PKK İÇİN BARAJ ÖNEMLİ DEĞİL!

HDP'de çalışan insanlar için bireysel olarak aday olan yada siyaset yapanlar için başarılı yada başarısızlık önemli olabilir, ama PKK açısından bakarsanız yani bu işin asıl yüklenicisi üzerinden bakarsınız onlar için çok önemli değil. Bu bir taktik bir mesele. Çünkü onun başka bir stratejisi, o stratejide seçime verdiği farklı bir mana var. Hiç önemli değil; HDP isterse 9.8 alsın ya da 10.2 alsın onun için sadece farklı olan şu: Meclis'e girmiş bir HDP uzun erimli PKK stratejisinin daha uygun bir aracı, elementidir.

Ama bu durum diğer partiler için önemli çünkü onlar siyaset yapmanın ana zemini olarak parlamentoyu gördükleri için parlamento kompozisyonu bunları etkileyecektir. AK Parti bu seçimden tek başına yada anayasayı değiştirecek kadar çoğunlukta gelirse kendisi açısından bu mesele sürdürülebilir bir konu; yani yönetilebilir müzakere edilebilir bir konu. Tek başına gelemezse o zaman meselenin sahipleri de farklılaşacak; çünkü öyle bir meseleyi yönetecek hükümetin nasıl kurulacağı, kompozisyonun nasıl olacağını tartışacağız.

Bu artık bu sistemi temelden zorlayan bir aşamaya gelmiş olan Kürt meselesi ile de yüzleşme anlamına geliyor, kim iktidara gelirse gelsin yada hangi kompozisyon gelirse gelsin.

AK PARTİ VE CHP AYNI ÇİZGİDE BULUŞABİLİR!

AK Parti, CHP Kürt meselesinde aynı çizgide buluşmaları en kolay olan iki parti. Ama burada ideolojik olarak temelde bir sorun var AK Parti açısından o da şu AK Parti gibi kimlik tanımlamasını din, mezhep üzerinden yapan bir parti etnik bir meseleyi tartışmaya başladığında aslında her attığı adım kendi aleyhine.

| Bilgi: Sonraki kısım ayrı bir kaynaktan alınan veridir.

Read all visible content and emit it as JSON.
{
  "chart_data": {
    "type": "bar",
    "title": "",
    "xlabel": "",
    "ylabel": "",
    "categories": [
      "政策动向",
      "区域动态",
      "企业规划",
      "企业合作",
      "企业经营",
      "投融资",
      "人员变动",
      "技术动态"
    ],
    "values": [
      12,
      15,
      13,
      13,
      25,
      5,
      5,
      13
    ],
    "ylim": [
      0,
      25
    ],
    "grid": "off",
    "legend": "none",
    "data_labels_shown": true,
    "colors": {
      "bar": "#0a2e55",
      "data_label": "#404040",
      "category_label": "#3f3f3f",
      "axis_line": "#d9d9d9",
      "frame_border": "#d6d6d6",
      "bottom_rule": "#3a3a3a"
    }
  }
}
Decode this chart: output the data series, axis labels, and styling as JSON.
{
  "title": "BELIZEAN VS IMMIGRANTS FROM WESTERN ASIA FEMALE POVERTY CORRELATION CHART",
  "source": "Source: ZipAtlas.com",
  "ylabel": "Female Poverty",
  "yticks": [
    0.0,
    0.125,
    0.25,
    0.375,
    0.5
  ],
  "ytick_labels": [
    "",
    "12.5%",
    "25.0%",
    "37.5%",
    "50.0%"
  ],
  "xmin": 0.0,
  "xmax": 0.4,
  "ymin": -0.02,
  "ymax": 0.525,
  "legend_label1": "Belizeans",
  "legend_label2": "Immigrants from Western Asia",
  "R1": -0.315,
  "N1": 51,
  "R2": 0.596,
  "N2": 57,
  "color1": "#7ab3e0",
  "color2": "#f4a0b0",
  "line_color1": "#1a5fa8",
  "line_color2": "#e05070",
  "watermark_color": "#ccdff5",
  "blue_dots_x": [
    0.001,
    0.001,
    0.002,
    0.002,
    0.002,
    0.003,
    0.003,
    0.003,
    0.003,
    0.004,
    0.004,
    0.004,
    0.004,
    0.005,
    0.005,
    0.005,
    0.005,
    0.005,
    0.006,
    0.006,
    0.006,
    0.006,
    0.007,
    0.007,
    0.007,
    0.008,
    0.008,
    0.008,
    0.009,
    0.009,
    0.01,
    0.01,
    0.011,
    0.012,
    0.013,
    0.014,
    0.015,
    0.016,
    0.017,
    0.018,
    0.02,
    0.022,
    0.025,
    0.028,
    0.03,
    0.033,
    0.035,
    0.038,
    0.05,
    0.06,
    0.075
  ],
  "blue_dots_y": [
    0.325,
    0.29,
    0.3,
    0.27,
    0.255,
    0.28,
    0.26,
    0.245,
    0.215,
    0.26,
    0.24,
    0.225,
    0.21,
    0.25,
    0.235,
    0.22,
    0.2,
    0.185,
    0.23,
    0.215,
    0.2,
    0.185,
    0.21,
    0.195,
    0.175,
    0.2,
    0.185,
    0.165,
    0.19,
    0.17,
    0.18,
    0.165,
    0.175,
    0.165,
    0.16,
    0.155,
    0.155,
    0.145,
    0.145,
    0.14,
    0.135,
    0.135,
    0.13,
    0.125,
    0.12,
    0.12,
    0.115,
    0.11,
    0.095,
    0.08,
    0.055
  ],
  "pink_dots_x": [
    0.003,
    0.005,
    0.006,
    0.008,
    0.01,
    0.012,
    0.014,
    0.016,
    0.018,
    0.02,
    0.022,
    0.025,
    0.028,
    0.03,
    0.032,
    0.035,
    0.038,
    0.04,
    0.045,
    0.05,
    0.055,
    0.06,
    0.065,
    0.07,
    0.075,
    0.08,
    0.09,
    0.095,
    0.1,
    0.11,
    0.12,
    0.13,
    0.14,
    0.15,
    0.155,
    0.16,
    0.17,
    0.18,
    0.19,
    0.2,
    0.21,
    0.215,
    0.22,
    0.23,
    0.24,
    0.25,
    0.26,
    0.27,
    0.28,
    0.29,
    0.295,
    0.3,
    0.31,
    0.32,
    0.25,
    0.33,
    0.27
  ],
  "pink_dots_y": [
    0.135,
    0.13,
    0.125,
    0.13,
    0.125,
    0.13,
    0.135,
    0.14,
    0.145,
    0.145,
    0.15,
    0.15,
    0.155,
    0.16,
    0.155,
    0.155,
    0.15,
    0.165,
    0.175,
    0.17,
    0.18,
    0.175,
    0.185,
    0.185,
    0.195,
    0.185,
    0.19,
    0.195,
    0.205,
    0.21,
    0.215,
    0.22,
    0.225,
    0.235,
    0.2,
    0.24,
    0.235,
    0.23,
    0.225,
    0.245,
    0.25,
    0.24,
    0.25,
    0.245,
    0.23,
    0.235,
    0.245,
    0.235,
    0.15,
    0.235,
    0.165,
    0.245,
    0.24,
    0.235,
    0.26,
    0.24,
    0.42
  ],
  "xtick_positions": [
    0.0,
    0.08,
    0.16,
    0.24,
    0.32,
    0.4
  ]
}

Çünkü masanın bir tarafında etnik bir grup oturursa; öbür tarafında oturanlar toplumun çoğunluğunu oluşturan diğer etnik gruptur. Yani siz Kürtleri; onların istediği gibi formüle ettiğinizde masanın öbür tarafına oturanlar Müslüman olmaz. Masanın öbür tarafındaki Türkler olur. Şimdi bu da AK Parti'nin kapsayıcı olarak ortaya çıkardığı şemsiye kimlik olan din ve meshep veya din konusunda AK Parti için yeni bir krizin başlangıcı demek.